Pigs and the First Amendment

Environmental issues, and in particular environmental justice, were prominent topics at our General Assembly last month. The update below on the smelly issue of hog waste in North Carolina is brought to you by Politico, which has a great daily e-newsletter called Morning Agriculture.

If you wish to subscribe, you enter your email here.  Also see PC(USA)’s position on Factory Farms on a dedicated webpage for more information.

Last year, the  Environmental Working Group released an investigation and interactive map. It shows every residence in the state located near an industrial-scale hog or chicken farm or open-air pits that hold swine waste. It found more than 60,000 residential parcels that are home to an estimated 160,000 people within a half-mile of such facilities.

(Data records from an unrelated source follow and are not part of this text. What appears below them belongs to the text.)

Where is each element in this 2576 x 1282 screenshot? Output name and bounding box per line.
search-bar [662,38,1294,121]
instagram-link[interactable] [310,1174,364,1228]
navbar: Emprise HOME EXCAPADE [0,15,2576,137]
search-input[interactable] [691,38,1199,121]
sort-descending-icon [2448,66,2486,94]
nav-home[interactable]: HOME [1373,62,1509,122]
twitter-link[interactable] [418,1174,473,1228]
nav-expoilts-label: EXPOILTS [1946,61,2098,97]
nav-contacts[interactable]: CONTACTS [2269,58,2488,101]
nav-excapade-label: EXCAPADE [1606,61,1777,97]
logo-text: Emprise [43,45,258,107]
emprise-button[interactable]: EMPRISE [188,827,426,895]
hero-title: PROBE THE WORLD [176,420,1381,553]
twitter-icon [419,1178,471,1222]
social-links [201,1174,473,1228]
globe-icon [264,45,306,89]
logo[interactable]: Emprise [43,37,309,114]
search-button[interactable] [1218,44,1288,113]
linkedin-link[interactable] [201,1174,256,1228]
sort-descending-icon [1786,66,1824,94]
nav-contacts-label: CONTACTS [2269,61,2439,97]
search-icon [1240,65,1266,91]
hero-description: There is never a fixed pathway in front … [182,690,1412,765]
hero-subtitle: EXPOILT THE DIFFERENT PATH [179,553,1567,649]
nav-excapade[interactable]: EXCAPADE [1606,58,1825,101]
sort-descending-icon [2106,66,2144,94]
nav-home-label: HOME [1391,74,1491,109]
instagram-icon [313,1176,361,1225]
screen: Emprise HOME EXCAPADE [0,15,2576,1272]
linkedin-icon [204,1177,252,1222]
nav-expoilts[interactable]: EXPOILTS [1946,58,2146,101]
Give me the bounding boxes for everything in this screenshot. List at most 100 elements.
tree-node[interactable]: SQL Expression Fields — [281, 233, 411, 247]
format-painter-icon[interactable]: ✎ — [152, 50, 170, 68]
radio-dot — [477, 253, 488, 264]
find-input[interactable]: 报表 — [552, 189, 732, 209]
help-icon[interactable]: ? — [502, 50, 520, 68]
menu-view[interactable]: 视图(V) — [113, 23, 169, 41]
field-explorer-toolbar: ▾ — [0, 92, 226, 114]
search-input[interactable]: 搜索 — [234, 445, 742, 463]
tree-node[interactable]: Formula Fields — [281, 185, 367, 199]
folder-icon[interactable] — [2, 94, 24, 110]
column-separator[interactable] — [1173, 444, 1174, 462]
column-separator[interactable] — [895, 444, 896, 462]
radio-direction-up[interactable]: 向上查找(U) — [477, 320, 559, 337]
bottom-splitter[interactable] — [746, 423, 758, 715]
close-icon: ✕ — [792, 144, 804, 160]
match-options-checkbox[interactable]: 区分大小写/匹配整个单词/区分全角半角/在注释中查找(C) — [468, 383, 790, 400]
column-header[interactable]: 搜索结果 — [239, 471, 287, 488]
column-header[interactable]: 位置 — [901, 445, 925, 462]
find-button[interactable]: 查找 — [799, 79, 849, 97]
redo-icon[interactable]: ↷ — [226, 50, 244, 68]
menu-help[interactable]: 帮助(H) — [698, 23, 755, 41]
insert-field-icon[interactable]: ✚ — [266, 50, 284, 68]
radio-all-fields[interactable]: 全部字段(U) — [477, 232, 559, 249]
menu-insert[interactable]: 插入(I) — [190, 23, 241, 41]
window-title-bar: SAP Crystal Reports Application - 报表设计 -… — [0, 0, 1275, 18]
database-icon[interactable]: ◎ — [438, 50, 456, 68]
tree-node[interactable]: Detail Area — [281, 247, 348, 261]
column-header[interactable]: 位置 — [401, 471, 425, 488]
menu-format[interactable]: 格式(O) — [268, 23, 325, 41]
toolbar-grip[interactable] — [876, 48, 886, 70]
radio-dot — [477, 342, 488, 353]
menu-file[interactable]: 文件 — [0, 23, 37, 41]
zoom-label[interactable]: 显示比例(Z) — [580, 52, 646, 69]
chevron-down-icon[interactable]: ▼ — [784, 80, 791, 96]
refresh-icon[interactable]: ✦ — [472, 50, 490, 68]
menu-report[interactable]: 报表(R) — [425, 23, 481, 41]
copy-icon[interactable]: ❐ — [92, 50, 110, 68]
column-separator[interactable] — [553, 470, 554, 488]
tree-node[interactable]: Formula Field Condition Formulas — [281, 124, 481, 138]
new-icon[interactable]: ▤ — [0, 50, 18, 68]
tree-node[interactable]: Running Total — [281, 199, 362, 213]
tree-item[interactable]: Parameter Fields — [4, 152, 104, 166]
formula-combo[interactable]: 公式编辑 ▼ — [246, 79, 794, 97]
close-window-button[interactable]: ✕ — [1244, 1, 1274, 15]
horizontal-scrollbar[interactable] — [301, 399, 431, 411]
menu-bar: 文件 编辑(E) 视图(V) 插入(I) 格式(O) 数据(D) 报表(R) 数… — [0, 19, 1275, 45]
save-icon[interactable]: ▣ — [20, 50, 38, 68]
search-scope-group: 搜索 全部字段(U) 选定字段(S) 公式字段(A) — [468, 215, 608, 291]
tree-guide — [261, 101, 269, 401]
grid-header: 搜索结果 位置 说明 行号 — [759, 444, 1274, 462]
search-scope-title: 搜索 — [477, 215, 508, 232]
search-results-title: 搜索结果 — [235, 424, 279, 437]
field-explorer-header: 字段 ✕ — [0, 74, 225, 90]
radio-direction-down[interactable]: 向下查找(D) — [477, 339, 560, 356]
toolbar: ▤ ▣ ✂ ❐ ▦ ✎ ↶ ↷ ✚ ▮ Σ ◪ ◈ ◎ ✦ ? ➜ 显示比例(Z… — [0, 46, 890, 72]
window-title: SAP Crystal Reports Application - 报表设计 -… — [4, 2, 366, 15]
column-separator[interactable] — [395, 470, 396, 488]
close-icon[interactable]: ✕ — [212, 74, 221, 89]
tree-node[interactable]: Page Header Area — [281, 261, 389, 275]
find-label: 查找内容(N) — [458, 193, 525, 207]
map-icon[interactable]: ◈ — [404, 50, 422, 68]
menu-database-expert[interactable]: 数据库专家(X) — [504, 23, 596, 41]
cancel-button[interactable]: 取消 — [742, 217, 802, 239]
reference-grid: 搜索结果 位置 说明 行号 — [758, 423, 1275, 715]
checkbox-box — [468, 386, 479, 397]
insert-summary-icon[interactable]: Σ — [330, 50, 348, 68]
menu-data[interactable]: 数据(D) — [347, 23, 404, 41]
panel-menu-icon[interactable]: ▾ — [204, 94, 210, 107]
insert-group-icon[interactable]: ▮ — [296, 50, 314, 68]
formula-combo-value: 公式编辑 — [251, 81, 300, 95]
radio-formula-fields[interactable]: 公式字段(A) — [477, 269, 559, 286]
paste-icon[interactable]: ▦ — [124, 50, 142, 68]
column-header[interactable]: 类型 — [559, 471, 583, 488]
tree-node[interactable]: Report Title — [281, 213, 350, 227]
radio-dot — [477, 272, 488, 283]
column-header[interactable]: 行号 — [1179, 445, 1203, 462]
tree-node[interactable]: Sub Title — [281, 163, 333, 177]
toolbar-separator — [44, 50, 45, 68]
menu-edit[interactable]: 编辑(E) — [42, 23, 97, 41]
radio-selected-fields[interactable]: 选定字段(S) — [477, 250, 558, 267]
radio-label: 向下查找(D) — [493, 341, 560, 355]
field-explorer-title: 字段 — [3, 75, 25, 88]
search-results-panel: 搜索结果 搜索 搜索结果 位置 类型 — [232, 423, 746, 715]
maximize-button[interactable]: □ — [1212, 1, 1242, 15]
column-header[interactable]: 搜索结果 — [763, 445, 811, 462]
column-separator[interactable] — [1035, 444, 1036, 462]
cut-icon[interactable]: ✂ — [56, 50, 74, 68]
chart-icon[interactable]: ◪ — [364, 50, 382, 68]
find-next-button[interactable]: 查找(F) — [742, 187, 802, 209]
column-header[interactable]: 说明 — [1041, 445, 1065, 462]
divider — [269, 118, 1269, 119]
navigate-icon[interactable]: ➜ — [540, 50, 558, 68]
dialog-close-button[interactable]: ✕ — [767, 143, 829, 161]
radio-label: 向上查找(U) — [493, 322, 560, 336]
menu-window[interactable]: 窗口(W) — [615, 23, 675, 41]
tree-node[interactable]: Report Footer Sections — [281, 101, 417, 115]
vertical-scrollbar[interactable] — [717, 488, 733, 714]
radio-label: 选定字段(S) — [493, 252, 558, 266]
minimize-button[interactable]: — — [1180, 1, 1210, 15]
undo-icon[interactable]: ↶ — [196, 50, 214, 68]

This Environmental Working Group map shows the North Carolina counties with the greatest number of residences located within a half-mile of a factory hog or chicken farm and/or open-air pits that hold hog waste; the darker the red, the greater the number. For an interactive version of the map, click here.

From Morning Agriculture

FIRST AMENDMENT AN ISSUE AT HOG WASTE TRIALS:

A series of high-stakes trials concerning hog farms in North Carolina that has the livestock industry on edge and environmentalists celebrating has an unusual twist: Smithfield argues that a gag order set by the judge is a clear violation of the First Amendment.

In a case that’s attracted heavy local and national media attention, hundreds of residents complain that living near industrial hog farms contracting with Murphy-Brown, a subsidiary of Smithfield, has ruined their quality of life because of noxious smells and sounds. Those plaintiffs were split into dozens of trial groups, and the third is underway. (The first and second trials resulted in multimillion-dollar jury verdicts against Smithfield, which has vowed to appeal).

A few weeks ago, the judge overseeing the trials forbade everyone involved from speaking to the press after a juror in the second trial revealed that he or she had researched the case online and spoke to fellow jurors about what information was unearthed. Smithfield has filed an emergency appeal of that ruling.

Legal experts weigh in:

Attorneys not involved with the case told Morning Ag they could see the U.S. Court of Appeals for the 4th Circuit striking down the gag order because the judge crafted it without any request from either side — which is how these are typically done.

Clayton Bailey, a lawyer at Bailey Brauer in Texas who has represented ag companies, suggested that the appeal could play into Smithfield’s long-term plan to win at the appellate level even if juries continue to return verdicts against the company. “Did the company start filing this mandate to start prejudicing the court because it has two other appeals? I think that could be part of their ploy,” he said.